Observation data (J2000 epoch)
- Constellation: Aquarius
- Right ascension: 22^{h} 02^{m} 39.8^{s}
- Declination: −20° 48′ 46″
- Redshift: 0.008739 +/- 0.000010
- Heliocentric radial velocity: 2620 ± 3 km/s
- Distance: 99.3 ± 22.5 Mly (30.5 ± 6.9 Mpc)
- Apparent magnitude (V): 11.1

Characteristics
- Type: SB(r)c
- Size: 236,000 ly (72.34 kpc) (estimated)
- Apparent size (V): 6.0′ × 1.5′

Other designations
- UGCA 425, ESO 601- G009, MCG -04-52-009, PGC 67904

= NGC 7184 =

Galaxy in the constellation Aquarius

NGC 7184 is a barred spiral galaxy located in the constellation Aquarius. It is located at a distance of circa 100 million light years from Earth, which, given its apparent dimensions, means that NGC 7184 is about 236,000 light years across. It was discovered by William Herschel on October 28, 1783.

== Characteristics ==
NGC 7184 has a small, bright nucleus and an elliptical bulge, whose major axis is aligned with the major axis of the disk. There is a bar along the minor axis of the bulge, but the high inclination of the galaxy makes its presence uncertain. From the bar emanate two tightly wound symmetrical spiral arms that form a bright inner ring. The diameter of the ring along its major axis is 1.71 arcminutes. The arms feature HII regions, and as they emerge from the ring are flocculent, based on the HII distribution, while they begin to split again at the outermost part of the galaxy. Dust lanes are observed in the inner part of the disk.

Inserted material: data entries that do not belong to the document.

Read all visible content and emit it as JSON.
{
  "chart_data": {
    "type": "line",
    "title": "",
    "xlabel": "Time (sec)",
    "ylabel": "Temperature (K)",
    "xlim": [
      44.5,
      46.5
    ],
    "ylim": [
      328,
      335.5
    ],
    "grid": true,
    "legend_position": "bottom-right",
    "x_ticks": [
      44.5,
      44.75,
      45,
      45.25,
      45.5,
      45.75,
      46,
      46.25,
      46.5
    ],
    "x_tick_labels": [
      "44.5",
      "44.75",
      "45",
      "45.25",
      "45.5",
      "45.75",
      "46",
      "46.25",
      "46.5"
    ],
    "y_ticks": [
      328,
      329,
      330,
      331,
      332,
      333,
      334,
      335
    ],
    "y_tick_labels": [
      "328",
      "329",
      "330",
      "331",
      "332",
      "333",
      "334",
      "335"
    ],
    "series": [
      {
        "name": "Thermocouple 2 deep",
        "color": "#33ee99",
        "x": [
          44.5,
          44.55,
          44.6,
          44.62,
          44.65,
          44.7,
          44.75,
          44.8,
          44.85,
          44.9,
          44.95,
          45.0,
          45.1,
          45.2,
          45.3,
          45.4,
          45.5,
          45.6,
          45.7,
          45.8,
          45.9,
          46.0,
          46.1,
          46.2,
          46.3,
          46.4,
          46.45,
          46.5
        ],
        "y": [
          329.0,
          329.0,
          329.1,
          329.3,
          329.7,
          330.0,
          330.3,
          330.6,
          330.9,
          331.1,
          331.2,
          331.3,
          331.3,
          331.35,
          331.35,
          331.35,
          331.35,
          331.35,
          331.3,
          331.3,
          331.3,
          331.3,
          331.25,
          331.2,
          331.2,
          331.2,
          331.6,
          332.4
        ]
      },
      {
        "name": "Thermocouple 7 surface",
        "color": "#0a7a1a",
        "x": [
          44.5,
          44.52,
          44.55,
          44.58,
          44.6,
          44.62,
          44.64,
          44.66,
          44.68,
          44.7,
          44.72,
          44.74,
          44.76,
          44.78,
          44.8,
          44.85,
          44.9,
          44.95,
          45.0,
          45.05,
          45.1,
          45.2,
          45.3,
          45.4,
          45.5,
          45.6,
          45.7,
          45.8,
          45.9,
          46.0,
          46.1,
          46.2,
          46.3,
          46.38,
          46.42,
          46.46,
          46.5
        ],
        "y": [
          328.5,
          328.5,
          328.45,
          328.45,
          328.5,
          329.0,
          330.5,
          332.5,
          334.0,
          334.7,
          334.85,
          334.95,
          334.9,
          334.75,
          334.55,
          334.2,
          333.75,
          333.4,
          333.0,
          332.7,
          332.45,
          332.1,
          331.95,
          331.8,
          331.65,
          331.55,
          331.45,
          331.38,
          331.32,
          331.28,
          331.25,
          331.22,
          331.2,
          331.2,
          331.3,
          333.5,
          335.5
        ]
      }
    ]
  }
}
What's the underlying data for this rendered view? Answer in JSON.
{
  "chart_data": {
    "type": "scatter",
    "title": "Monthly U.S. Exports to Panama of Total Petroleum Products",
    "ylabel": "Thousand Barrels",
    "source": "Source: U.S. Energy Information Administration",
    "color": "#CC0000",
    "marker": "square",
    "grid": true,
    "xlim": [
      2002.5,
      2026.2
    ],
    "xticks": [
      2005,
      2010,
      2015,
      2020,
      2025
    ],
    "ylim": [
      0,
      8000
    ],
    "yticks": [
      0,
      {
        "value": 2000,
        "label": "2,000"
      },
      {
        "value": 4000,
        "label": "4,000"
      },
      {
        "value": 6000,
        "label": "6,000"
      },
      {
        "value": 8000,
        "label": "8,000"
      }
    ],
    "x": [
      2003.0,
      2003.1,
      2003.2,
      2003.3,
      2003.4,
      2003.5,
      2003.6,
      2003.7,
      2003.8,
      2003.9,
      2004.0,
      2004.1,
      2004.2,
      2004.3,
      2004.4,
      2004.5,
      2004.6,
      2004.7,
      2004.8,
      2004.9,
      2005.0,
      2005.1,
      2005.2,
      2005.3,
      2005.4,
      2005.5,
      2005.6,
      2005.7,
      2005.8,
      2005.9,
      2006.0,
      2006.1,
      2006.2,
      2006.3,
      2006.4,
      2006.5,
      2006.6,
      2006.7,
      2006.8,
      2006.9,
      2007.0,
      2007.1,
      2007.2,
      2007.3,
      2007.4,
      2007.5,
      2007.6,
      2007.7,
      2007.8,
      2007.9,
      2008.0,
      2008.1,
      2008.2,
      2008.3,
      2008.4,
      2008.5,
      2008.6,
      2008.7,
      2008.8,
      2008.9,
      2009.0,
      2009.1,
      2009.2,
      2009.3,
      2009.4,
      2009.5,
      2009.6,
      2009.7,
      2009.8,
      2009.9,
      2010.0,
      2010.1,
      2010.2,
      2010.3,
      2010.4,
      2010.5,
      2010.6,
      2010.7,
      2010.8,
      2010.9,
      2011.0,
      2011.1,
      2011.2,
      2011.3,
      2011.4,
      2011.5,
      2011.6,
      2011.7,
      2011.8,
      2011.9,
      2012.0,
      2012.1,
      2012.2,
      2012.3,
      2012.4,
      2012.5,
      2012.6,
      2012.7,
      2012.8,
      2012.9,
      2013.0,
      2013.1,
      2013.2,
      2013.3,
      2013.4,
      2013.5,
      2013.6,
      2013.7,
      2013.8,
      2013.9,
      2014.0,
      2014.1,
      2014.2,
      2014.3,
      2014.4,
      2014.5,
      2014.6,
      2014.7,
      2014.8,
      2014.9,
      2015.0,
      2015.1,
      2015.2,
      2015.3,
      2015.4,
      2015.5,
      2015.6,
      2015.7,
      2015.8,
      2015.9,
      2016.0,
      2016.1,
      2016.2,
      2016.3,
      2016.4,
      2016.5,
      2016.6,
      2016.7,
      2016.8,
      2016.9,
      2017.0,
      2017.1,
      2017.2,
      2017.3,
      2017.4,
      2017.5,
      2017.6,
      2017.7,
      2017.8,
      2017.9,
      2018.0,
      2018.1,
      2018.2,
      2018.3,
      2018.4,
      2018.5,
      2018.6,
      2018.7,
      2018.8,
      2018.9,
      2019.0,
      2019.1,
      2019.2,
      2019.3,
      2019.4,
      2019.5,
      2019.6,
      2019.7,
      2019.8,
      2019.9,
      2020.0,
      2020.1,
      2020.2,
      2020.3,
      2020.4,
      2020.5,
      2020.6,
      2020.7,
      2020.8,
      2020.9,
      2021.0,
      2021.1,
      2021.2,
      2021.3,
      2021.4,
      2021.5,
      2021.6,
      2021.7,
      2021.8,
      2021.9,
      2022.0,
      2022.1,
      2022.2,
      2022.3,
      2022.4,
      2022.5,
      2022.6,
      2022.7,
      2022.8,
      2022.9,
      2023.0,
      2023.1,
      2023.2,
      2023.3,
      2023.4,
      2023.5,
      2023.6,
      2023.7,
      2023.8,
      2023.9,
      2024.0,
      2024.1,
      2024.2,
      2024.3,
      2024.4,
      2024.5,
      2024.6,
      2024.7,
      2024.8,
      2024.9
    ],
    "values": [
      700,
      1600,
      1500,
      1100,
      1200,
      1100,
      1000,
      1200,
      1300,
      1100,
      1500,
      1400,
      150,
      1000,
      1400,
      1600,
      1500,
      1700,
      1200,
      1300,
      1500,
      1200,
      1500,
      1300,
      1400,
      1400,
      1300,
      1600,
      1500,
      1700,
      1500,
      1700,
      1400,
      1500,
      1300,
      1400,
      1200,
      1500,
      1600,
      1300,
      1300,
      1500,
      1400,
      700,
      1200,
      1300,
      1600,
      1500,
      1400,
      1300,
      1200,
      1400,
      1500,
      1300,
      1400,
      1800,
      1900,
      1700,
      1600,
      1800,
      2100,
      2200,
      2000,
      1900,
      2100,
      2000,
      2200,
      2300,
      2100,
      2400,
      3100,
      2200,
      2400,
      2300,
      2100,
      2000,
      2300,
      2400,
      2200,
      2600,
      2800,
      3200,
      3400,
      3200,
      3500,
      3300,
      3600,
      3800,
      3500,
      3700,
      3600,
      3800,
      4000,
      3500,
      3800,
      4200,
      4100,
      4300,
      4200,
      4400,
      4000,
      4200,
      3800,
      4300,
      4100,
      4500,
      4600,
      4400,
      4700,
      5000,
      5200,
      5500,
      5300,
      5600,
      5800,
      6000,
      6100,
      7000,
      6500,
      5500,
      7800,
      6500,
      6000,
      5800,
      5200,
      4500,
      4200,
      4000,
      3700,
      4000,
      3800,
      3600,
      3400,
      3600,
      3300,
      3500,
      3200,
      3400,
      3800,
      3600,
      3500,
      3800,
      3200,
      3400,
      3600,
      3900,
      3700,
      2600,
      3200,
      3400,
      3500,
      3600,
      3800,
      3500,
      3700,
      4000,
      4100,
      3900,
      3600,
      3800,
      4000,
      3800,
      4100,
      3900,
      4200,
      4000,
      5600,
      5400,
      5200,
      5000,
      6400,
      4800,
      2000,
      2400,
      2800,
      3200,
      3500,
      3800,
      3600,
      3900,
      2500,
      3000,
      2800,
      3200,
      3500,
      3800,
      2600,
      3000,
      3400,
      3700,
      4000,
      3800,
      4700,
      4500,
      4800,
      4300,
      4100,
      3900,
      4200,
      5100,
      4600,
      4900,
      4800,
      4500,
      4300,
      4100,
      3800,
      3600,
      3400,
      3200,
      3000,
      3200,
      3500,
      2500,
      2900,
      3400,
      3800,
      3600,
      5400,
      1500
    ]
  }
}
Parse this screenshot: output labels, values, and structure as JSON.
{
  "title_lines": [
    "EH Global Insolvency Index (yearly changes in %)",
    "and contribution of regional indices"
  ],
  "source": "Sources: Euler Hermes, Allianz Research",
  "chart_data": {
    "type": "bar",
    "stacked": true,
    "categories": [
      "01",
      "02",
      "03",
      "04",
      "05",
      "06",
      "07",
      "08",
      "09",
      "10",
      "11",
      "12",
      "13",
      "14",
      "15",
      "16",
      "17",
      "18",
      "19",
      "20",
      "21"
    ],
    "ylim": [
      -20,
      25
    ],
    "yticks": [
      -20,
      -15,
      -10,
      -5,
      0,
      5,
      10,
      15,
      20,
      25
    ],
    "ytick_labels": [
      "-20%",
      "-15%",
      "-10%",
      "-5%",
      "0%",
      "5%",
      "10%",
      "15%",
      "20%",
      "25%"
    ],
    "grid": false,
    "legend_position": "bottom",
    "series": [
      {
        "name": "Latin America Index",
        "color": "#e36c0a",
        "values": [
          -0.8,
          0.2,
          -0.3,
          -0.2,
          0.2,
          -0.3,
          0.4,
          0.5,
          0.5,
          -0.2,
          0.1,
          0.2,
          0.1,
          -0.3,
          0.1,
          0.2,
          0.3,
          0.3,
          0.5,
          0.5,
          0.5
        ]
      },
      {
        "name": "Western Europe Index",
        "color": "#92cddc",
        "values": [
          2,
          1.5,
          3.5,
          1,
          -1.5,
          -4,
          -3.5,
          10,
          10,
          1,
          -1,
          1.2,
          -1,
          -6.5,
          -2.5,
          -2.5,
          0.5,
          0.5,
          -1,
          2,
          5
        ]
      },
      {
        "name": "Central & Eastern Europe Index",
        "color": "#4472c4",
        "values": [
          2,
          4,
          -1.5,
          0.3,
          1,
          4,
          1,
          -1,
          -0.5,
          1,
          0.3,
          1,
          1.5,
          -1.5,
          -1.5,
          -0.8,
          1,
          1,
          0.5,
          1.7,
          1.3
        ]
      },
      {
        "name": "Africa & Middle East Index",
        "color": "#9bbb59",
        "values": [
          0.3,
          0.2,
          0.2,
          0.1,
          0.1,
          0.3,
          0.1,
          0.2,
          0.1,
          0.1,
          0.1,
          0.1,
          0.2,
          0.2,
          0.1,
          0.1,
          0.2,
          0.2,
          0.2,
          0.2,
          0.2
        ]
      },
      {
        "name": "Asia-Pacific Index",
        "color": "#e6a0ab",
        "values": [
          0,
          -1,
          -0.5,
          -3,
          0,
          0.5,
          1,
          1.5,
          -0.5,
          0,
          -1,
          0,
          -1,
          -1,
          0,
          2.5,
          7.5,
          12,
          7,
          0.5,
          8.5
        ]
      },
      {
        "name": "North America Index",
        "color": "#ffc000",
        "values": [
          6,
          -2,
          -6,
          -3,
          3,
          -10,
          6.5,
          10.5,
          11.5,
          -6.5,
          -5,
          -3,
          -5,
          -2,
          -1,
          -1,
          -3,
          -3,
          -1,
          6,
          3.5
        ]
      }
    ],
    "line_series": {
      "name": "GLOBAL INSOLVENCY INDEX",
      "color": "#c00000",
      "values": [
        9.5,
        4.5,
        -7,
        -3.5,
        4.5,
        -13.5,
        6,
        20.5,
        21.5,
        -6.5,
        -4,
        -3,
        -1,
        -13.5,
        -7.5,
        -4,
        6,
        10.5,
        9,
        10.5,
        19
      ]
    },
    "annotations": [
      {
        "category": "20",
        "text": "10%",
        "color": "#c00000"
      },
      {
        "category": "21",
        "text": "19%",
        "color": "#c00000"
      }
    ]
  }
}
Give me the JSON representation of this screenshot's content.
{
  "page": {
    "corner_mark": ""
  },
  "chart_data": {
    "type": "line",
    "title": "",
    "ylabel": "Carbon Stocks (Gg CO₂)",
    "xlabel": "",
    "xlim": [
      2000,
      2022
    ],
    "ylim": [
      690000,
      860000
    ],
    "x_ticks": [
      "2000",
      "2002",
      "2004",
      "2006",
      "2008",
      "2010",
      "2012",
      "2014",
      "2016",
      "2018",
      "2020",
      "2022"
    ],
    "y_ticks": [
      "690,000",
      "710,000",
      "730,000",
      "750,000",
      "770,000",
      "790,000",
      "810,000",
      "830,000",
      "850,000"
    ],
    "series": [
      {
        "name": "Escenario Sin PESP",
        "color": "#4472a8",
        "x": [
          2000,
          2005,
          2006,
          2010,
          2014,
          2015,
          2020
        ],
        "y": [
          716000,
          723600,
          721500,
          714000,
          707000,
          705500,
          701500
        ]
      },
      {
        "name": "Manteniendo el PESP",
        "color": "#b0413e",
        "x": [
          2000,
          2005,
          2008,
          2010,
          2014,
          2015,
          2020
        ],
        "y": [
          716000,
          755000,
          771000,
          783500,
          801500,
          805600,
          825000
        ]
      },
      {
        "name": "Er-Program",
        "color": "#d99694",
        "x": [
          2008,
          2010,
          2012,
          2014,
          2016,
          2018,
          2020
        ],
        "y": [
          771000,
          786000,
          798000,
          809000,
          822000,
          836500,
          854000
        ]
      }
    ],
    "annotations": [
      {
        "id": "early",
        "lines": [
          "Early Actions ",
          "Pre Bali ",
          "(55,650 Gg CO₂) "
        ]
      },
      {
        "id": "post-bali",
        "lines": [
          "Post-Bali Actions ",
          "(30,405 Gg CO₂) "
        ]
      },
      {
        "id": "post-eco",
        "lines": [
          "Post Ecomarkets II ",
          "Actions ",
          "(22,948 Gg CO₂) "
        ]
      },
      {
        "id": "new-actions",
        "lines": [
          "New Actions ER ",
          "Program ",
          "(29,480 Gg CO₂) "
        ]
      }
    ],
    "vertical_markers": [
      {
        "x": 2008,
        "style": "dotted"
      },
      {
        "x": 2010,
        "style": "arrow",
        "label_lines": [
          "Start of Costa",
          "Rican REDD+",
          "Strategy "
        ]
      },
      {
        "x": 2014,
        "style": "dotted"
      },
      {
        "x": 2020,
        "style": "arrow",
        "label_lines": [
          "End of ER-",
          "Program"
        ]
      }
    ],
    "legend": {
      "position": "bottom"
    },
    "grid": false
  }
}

An outlying HII region has been discovered near NGC 7184. It is located on the major axis of the optical disk, on the northeasterly receding edge. Its size is estimated to be 270 pc at the distance of the galaxy and its Hα luminosity, 10^{37.6} erg s−1. It could be an isolated extension of a spiral arm.

== Supernova ==
One supernova has been observed in NGC 7184.
- SN 1984N was discovered visually by Robert Evans at magnitude 14, 60" east and 65" north of the nucleus on July 20, 1984. Its discovery was confirmed by T. Cragg at the Anglo-Australian Observatory. Initially it was thought to be a variable star in our galaxy, but later study of the object revealed it was indeed a supernova. It was identified as Type I.

== Nearby galaxies ==
NGC 7184 is the foremost galaxy of a small galaxy group known as the NGC 7184 group, which also includes NGC 7183. A satellite galaxy lies 3 arcminutes to the south, at a projected separation of 28 kpc.